Online shopping makes money sense

Shubhranka Mondal Updated - January 30, 2013 at 08:24 PM.

GAME-CHANGERS Sachin and Binny

Were you planning to buy books from Landmark during the winter sale?

Wait. Landmark’s online store might deliver the same at your doorstep while you are sipping your early morning coffee.

There is no delivery cost, you can pay cash on delivery, and at times the online discount is surprisingly 10 to 15 per cent more than the annual retail discount. Better still, some of the titles that you are eagerly waiting to read might not be available on discount in the bookstores. But online stores are likely to provide you at least a 10 per cent discount throughout the year. In fact, the ‘add to cart’ option has emerged one of the most popular website features these days.

So why are books cheaper on home delivery than in a store?

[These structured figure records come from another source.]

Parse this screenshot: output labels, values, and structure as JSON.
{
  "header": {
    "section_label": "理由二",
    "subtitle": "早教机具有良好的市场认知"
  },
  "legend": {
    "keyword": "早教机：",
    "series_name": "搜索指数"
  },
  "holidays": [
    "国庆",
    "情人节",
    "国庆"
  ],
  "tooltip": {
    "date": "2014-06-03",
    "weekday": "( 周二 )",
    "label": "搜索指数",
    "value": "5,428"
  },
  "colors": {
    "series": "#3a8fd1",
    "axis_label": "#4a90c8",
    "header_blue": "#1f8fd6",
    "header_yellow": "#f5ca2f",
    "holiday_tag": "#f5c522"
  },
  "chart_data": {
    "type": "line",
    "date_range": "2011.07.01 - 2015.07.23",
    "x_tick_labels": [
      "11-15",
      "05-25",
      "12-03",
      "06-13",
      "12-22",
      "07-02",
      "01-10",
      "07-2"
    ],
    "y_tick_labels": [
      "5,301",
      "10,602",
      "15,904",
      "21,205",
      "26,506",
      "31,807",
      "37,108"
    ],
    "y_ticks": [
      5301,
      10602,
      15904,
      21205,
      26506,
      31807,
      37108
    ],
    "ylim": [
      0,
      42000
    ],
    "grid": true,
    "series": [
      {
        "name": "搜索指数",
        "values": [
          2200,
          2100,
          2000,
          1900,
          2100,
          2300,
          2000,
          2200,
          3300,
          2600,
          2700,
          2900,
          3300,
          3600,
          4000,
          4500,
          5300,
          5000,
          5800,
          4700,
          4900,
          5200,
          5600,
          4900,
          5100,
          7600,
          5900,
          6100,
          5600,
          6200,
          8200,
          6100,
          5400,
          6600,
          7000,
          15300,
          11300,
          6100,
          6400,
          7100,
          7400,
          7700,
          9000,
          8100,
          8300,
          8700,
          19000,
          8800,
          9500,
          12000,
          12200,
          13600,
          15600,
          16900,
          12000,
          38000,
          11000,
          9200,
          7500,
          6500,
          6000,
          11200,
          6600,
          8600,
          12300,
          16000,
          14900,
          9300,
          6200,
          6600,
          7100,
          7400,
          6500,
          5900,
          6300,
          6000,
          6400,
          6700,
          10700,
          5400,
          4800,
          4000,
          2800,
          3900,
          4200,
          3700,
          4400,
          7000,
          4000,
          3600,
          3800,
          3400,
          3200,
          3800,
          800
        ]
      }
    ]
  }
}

The recent merger between two publishing giants – Random House and Penguin – speaks volumes for the nascent competition between the publishing houses. Bookstore chains like Landmark and Oxford have revamped their on ine services to increase sales. Even one of the country’s oldest publication houses based in Chennai – Higginbothams which currently operates from a majestic, century-old building on Anna Salai – plans to go online from March 2013.

Landmark’s India Deputy Chief Operating Officer, Peter Newbould, says, “Landmark is both a clicks and bricks business – we are building Landmarkonthenet’s product offer and we have plans to aggressively market the offer in the near future.” But when questioned about the discrepancy in the price policies he says, “Bookstores have a higher cost base than online with expensive rents and staff.”

This is true for major bookstores are mostly located in prime locations like Connaught Place in Delhi, Park Street in Kolkata, Churchgate in Mumbai and Mylapore in Chennai. Many of them have franchises in major shopping malls in the metros, where rents are exorbitant.

When asked if Flipkart is an important competitor, Newbould exclaims,“Yes, and they are a big enough target to shoot at!”

Oxford’s iconic Cha Bar still attracts a section of urban customers who prefer scanning a few pages of a book over a chat. But recently the Director of Oxford Bookstore, Priti Paul, declared in a report in Business Line that there is a possibility that Cha Bar will be a standalone brand in future. On the other hand, industry experts feel that it is not a wise decision because book reading is already under threat and it will be difficult for the two firms to succeed independently.

The question that now arises is why Landmark, which is a Tata enterprise, and Oxford, which is run by the Apeejay Surrendra Group, are afraid of small start-ups like Flipkart?

Flipkart.com was launched in 2007 by two Indian Institute of Technology (IIT-D) graduates Sachin Bansal and Binny Bansal who were in their early thirties then. By 2011, i.e. four years after they began operations, their annual expenditure on advertising was nearly Rs 100 crore.

One of the main reasons why this was possible was that the world’s 12th largest private equity firm, General Atlantic, had invested in a strategic start-up like Flipkart and thereby pumped in money for early growth. Now Flipkart runs its own vans across the metros, has a well networked courier service, offers a 30-day return option, and a 24x7 customer care service.

Private equity firms, though demonised as the ‘vulture capitalist’ by the Republican rivals of the defeated US presidential candidate Mitt Romney, have emerged as the most effective investment option for high net worth investors (HNIs). Investing in private equity involves high risk but the plan of investing in start-ups, non-listed and loss-making companies with proper strategies from consulting firms might reap unimaginable levels of profit like in various cases.

Interestingly the most lucrative jobs for B-school, IIT and economics graduates in India have now started diverting from major investment banking firms like Deutsche Bank, Goldman Sachs, Barclays and McKinsey to one big name –Bain Capital. Based in the US, it is currently one of the world’s largest private equity firms.

Most of the start-ups which have emerged with the help of private equity investors and have made goods cheaper for online consumer, have thereby put the retail sector under serious threat. Following in the footsteps of Flipkart, Myntra, Jabong and other online megastores might initiate similar online versus retail tussle in other sectors.

Unfortunately, all of these facilities are targeted exclusively at urban customers and the rural population still lives in the dark, with a section unable even to consume what they themselves produce. In fact, the time taken by various school textbooks published by the NCERT to reach small, suburban markets (and sometimes crucially before the CBSE board exams) even today is much more than the time taken by the New York Times bestseller to reach net-savvy urban customers.

In future, if proper planning is done to cater to the diversified demand, online megastores can bring in more inclusive growth.

(Shubhranka studied economics at Lady Shri Ram College, Delhi, before coming to Asian College of Journalism, Chennai.)